Der Allgemeinzustand ist mittelmäßig, da das letzte Volumen fehlt, die Kappen sind abgenutzt, das Leder ist leicht gerieben, drei kleine Lederstellen auf den Rücken, eine Nadelstich auf einem Rücken, eine Spur am Rand von zwei Seiten (siehe spezielles Foto), weitere kleinere Mängel.
Der Verkäufer stellt sich vor
Satz von 5 Bänden in-16 (bei 6 fehlt der letzte für eine vollständige Ilias) in einer zeitgenössischen Einbandbindung, die für jeden Band eine kuriose Auszeichnung trägt: ‚Museum, Preis der Nachahmung für die griechische Sprache‘.
Es handelt sich um die Übersetzung der Ilias von Homère (Ende des 8. Jahrhunderts v. Chr.) durch den Pfarrer und Hellene Paul-Jérémie Bitaubé (1732–1808), veröffentlicht in Paris vom königlichen Drucker-Buchhändler Didot l’Aîné (1730–1789), einer bedeutenden Figur der neoklassizistischen Edition. Diese Begegnung zwischen einem grundlegenden Text der griechischen Antike und der feinsten typografischen Ästhetik des späten 18. Jahrhunderts positioniert das Exemplar im Zentrum der literarischen Geschmäcker der späten Aufklärung, in denen Homère zum Vorbild für epische Dichtung, heroische Moral und die Bildung der Eliten wird. Bitaubé, Mitglied der Königlich Akademie der Wissenschaften und schönen Künste zu Berlin, gehört zu jener Generation von Übersetzern-Philologen, die Homère für das gebildete französische Publikum lesbar machen wollten, indem sie Treue zum Griechischen mit klassischer Klarheit vereinen.
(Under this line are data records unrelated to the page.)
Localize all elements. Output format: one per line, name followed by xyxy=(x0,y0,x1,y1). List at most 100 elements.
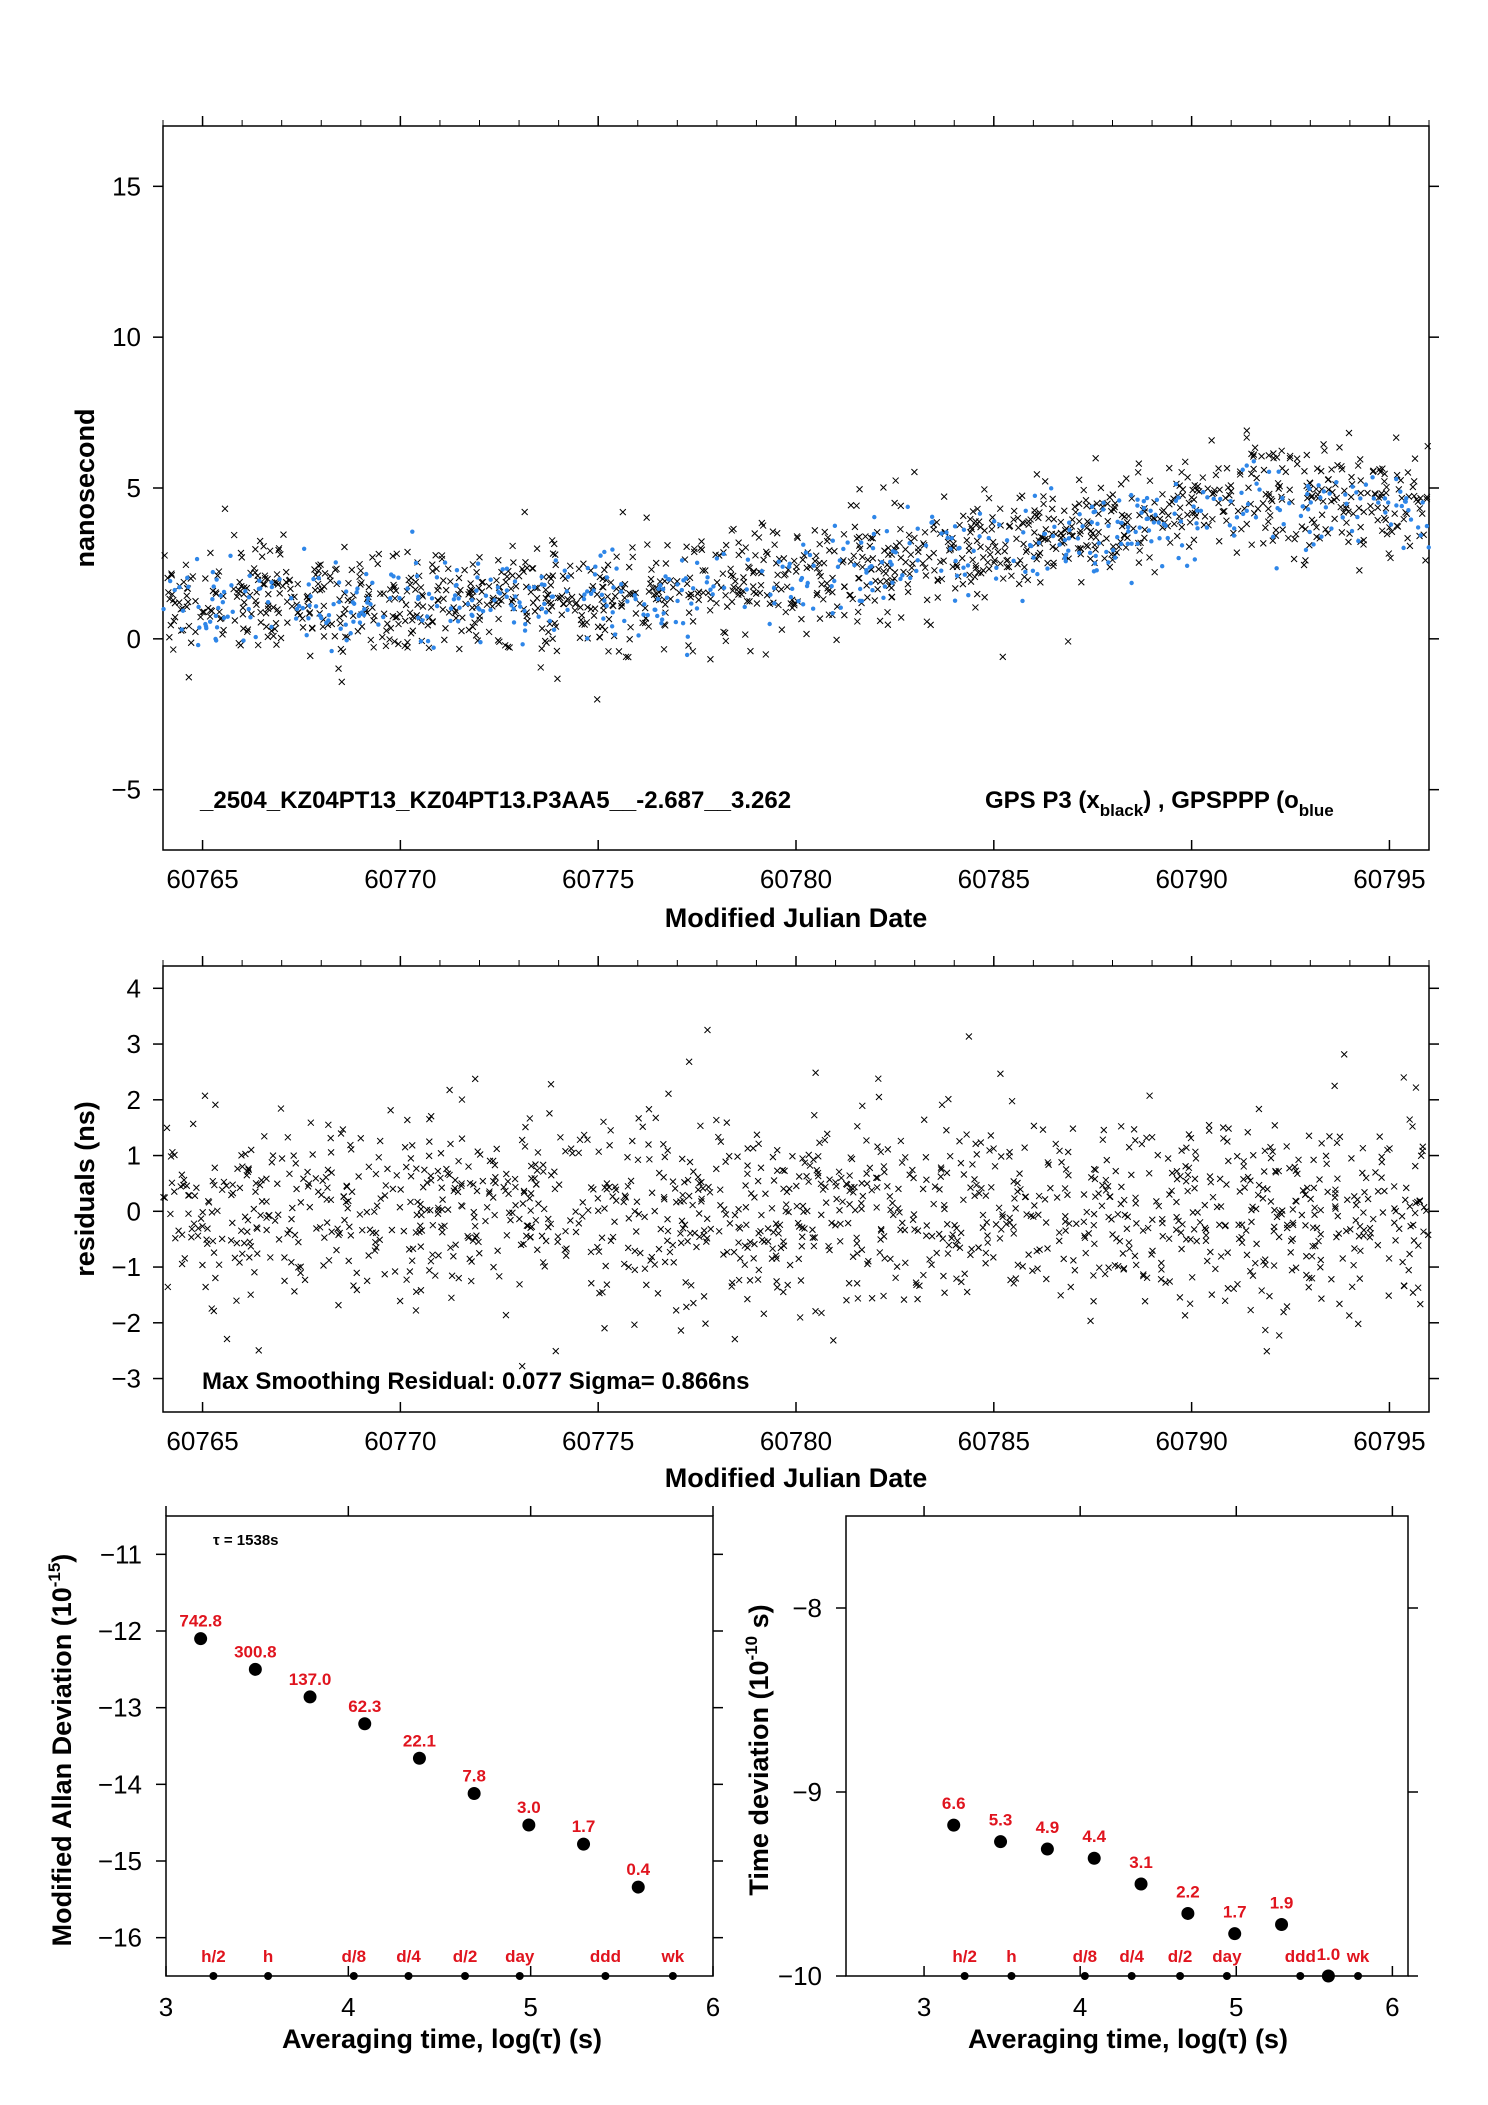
series-gps-p3-point xyxy=(622,653,630,661)
residual-point xyxy=(969,1161,976,1168)
residual-point xyxy=(350,1282,357,1289)
series-gpsppp-point xyxy=(673,619,679,625)
residual-point xyxy=(722,1211,730,1218)
series-gpsppp-point xyxy=(368,602,373,607)
series-gps-p3-point xyxy=(818,581,826,588)
tdev-timescale-marker xyxy=(1127,1972,1136,1980)
residual-point xyxy=(238,1151,245,1159)
series-gpsppp-point xyxy=(1234,515,1240,520)
series-gps-p3-point xyxy=(319,623,327,631)
series-gps-p3-point xyxy=(1338,462,1345,470)
residual-point xyxy=(470,1208,478,1216)
residual-point xyxy=(670,1259,678,1266)
mad-ylabel-end: ) xyxy=(47,1554,77,1563)
residual-point xyxy=(620,1260,628,1268)
residual-point xyxy=(204,1197,212,1205)
residual-point xyxy=(801,1225,808,1232)
residual-point xyxy=(1332,1186,1339,1194)
panel-tdev-axes: 3 4 5 6−10−9−8 xyxy=(778,1506,1418,2022)
series-gps-p3-point xyxy=(1190,536,1198,544)
series-gps-p3-point xyxy=(549,635,557,643)
mad-point xyxy=(412,1751,426,1765)
series-gpsppp-point xyxy=(300,605,306,611)
residual-point xyxy=(1361,1188,1368,1196)
residual-point xyxy=(1111,1261,1119,1269)
series-gps-p3-point xyxy=(1074,544,1082,552)
series-gpsppp-point xyxy=(454,567,460,573)
series-gps-p3-point xyxy=(613,553,621,561)
residual-point xyxy=(502,1170,510,1178)
series-gpsppp-point xyxy=(1048,486,1054,491)
residual-point xyxy=(1176,1294,1184,1301)
residual-point xyxy=(846,1200,853,1208)
series-gpsppp-point xyxy=(553,558,559,563)
residual-point xyxy=(854,1295,862,1302)
residual-point xyxy=(337,1130,345,1137)
series-gps-p3-point xyxy=(184,598,192,606)
series-gps-p3-point xyxy=(869,534,877,542)
series-gps-p3-point xyxy=(1185,499,1193,507)
residual-point xyxy=(1102,1187,1110,1194)
residual-point xyxy=(750,1255,757,1262)
residual-point xyxy=(1308,1274,1316,1282)
series-gps-p3-point xyxy=(707,655,714,663)
series-gps-p3-point xyxy=(164,589,172,596)
residual-point xyxy=(252,1179,260,1187)
series-gpsppp-point xyxy=(362,606,367,612)
residual-point xyxy=(801,1159,809,1167)
residual-point xyxy=(689,1201,696,1209)
residual-point xyxy=(527,1233,534,1241)
residual-point xyxy=(292,1160,300,1167)
series-gpsppp-point xyxy=(1115,534,1120,540)
series-gps-p3-point xyxy=(940,557,947,565)
residual-point xyxy=(712,1165,720,1173)
series-gps-p3-point xyxy=(522,558,529,566)
series-gpsppp-point xyxy=(923,543,929,548)
series-gps-p3-point xyxy=(257,619,265,626)
series-gps-p3-point xyxy=(753,600,761,607)
residual-point xyxy=(1249,1272,1257,1279)
residual-point xyxy=(706,1188,714,1196)
mad-point xyxy=(467,1787,481,1801)
mad-point-label: 7.8 xyxy=(462,1767,486,1786)
residual-point xyxy=(1324,1188,1332,1196)
residual-point xyxy=(607,1237,615,1245)
series-gps-p3-point xyxy=(185,673,193,681)
residual-point xyxy=(243,1228,251,1236)
series-gps-p3-point xyxy=(493,576,500,584)
residual-point xyxy=(702,1238,710,1245)
series-gpsppp-point xyxy=(161,606,166,612)
residual-point xyxy=(1168,1169,1176,1177)
series-gpsppp-point xyxy=(944,530,949,535)
series-gpsppp-point xyxy=(504,594,509,599)
residual-point xyxy=(238,1250,246,1258)
series-gps-p3-point xyxy=(478,588,486,596)
tdev-point-label: 3.1 xyxy=(1129,1853,1153,1872)
residual-point xyxy=(1021,1193,1029,1201)
residual-point xyxy=(734,1153,741,1160)
residuals-annotation: Max Smoothing Residual: 0.077 Sigma= 0.8… xyxy=(202,1368,750,1395)
series-gpsppp-point xyxy=(1176,495,1181,500)
series-gpsppp-point xyxy=(601,616,606,621)
series-gps-p3-point xyxy=(997,560,1004,567)
residual-point xyxy=(901,1153,909,1161)
series-gps-p3-point xyxy=(434,586,441,594)
series-gps-p3-point xyxy=(257,608,264,616)
series-gpsppp-point xyxy=(539,606,545,611)
series-gps-p3-point xyxy=(972,564,980,572)
series-gpsppp-point xyxy=(1303,547,1309,553)
residual-point xyxy=(847,1154,855,1161)
time-series-legend: GPS P3 (xblack) , GPSPPP (oblue xyxy=(985,787,1334,820)
residual-point xyxy=(612,1186,620,1194)
residual-point xyxy=(1209,1193,1217,1201)
series-gps-p3-point xyxy=(533,545,541,552)
series-gps-p3-point xyxy=(1253,474,1261,482)
residual-point xyxy=(239,1163,246,1170)
series-gps-p3-point xyxy=(1110,506,1118,513)
residual-point xyxy=(1400,1074,1408,1081)
series-gps-p3-point xyxy=(1313,465,1321,473)
series-gps-p3-point xyxy=(1381,470,1388,478)
residual-point xyxy=(665,1090,672,1098)
residual-point xyxy=(731,1211,739,1219)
Exemplar mit einem von Saint‑Aubin nach Cochin gravierten Porträt von Bitaubé geschmückt, sowie zwei gefaltete Tafeln im Band V, die den historisierten Schild des Achilles reproduzieren. Das luftige Layout ist angenehm und die Typografie bemerkenswert. Das Exemplar ist in marmorierter Binsenlederbindung mit glattem, ornamentiertem Rücken, goldgeprägtem Zierband auf den Rückenplatten in einem Rahmen mit doppeltem Goldfaden, goldgeprägten Schnittstellen und marmorierten Vorsätzen gebunden, mit Lesezeichen.
Der Allgemeinzustand ist mittelmäßig, da das letzte Volumen fehlt, die Kappen sind abgenutzt, das Leder ist leicht gerieben, drei kleine Lederstellen auf den Rücken, eine Nadelstich auf einem Rücken, eine Spur am Rand von zwei Seiten (siehe spezielles Foto), weitere kleinere Mängel.